A later enhancement would eb to warp this all up into a web-baed interface for handling updates - maybe GSoC 2012...
Existing Tools
We use dbstruct to handle some types of migration:
- MySQL: http://eden.sahanafoundation.org/browser/static/scripts/tools/dbstruct_mysql.py
- PostgreSQL: http://eden.sahanafoundation.org/browser/static/scripts/tools/dbstruct_postgresql.py
This is normally called from fabfile:
However, dbstruct does not handle table or field renames -- it has no way to know what name "before" should become what name "after". It would assume a renamed table was deleted, and drop it. Nor does it know what to do with added non-null, undefaulted columns, nor table refactoring in general. It could be a starting point for a script to do conversion of a database, given the needed info about name changes and other transformations.
Web2py reads and parses its own *.table files, so there may be Web2py functions that can be used. It also attempts some migration (mainly adding tables and fields and changing options), so having a look at how it executes schema changes could be instructive.
There is also a topological sort tool that reads either a MySQL database schema or the Web2py *.table files and produces a list of tables in topological order by foreign key dependencies (and reports if there are circular dependencies). This allows dumping the database in an order such that there will be no constraint issues when it's loaded.
Some suggested subsets for GSoC
This seems to fall naturally into three pieces:
- Track schema changes revision by revision.
- Compare schemas (e.g. those in Web2py *.table files) and report the differences.
- Attempt to infer what happened (e.g. detect table name changes by matching columns in tables that were in the old schema but not the new to tables that appeared in the new schema).
- Set this up to produce reports revision-by-revision (e.g. have the continuous integration build, which is triggered by commits to the Eden trunk, run a script).
- (Possible contention: see Fran's comments above.)
Provide a UI that allows whoever made the schema change to tell how to convert the database.
For instance, this could include allowing them to:
- Match up renamed tables and columns.
- Describe how to set a value for new unique columns in existing records.
- Provide a template for subdividing records when tables are refactored (in straightforward cases).
- Provide a script to do more complex conversions.
- This subproject would only record the requested conversions, not apply them.
- Design a process to convert a database at one revision into the form needed by a later revision.
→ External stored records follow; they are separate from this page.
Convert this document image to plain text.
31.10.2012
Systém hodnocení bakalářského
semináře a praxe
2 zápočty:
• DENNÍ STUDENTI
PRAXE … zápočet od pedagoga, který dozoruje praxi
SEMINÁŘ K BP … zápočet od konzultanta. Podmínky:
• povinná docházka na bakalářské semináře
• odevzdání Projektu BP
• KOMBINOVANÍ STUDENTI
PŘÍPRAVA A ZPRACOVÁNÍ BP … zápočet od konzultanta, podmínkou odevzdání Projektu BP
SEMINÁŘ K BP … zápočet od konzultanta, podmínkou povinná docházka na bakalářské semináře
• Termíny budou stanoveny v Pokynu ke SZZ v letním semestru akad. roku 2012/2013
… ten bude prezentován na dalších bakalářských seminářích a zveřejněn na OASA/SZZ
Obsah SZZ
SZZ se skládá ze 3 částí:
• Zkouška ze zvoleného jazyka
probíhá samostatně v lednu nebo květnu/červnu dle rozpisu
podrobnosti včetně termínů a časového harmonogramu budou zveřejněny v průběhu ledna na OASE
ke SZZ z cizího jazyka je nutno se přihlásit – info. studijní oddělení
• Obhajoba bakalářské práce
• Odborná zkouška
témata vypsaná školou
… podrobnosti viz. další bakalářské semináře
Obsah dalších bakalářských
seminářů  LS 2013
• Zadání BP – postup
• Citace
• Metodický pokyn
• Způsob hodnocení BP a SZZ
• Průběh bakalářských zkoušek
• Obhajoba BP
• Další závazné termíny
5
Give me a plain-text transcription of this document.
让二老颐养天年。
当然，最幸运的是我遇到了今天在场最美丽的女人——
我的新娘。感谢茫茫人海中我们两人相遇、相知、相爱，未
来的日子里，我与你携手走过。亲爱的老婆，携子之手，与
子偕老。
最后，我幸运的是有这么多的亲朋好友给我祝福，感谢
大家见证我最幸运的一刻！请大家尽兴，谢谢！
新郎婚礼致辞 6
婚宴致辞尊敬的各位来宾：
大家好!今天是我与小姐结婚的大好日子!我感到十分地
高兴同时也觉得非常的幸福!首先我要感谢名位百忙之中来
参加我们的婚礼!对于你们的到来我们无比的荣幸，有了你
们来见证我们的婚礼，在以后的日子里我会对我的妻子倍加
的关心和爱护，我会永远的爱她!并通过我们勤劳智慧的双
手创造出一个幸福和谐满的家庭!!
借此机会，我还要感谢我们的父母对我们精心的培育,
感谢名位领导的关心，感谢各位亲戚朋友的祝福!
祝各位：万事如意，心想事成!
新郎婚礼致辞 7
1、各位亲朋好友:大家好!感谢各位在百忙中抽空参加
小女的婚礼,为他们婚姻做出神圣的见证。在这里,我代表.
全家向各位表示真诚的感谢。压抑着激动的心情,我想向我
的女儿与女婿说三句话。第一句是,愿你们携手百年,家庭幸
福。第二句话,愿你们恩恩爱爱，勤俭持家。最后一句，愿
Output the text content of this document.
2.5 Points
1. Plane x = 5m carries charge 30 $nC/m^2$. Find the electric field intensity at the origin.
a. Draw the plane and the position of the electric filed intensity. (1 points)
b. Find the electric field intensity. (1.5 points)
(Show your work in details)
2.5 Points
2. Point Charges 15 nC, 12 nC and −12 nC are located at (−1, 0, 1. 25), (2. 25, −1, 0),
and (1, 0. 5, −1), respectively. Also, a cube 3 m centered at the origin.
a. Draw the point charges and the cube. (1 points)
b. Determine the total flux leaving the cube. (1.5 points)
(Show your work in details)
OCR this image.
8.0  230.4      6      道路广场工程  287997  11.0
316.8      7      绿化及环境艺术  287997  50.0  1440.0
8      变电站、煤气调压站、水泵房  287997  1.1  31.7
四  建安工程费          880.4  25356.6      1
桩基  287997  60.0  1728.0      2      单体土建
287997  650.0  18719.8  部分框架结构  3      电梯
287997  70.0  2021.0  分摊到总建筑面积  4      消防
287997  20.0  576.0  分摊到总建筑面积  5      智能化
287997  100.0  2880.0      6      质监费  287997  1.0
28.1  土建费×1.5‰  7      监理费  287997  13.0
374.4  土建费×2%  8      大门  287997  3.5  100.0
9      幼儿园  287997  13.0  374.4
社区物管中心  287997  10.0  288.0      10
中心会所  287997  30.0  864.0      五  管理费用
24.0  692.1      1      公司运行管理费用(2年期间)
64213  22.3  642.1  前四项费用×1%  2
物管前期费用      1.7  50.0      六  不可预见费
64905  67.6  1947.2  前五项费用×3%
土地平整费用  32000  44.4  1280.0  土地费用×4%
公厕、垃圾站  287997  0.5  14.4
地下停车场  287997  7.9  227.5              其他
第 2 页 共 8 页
- Write a script that converts from revision N to N+1 given the conversion info from the above subprojects.
- Write a script that backs up the database, gets the starting and ending revisions, and iterates over the conversions.
- As an alternative, it might be possible to take the revision by revision conversions and generate an end-to-end conversion, then apply the end-to-end conversion to the database. This is likely not worth the effort -- its purpose would be speeding up the conversion, but it adds risk and is difficult. So long as the site upgrades fairly regularly, speed should not be an issue.
The first subproject is the most staightforward, and might not require the entire summer. If so, one could get a start on the second subproject. It is possible to make these somewhat independent by specifying what the output of the second subproject will be, so the third could use that before the second was done.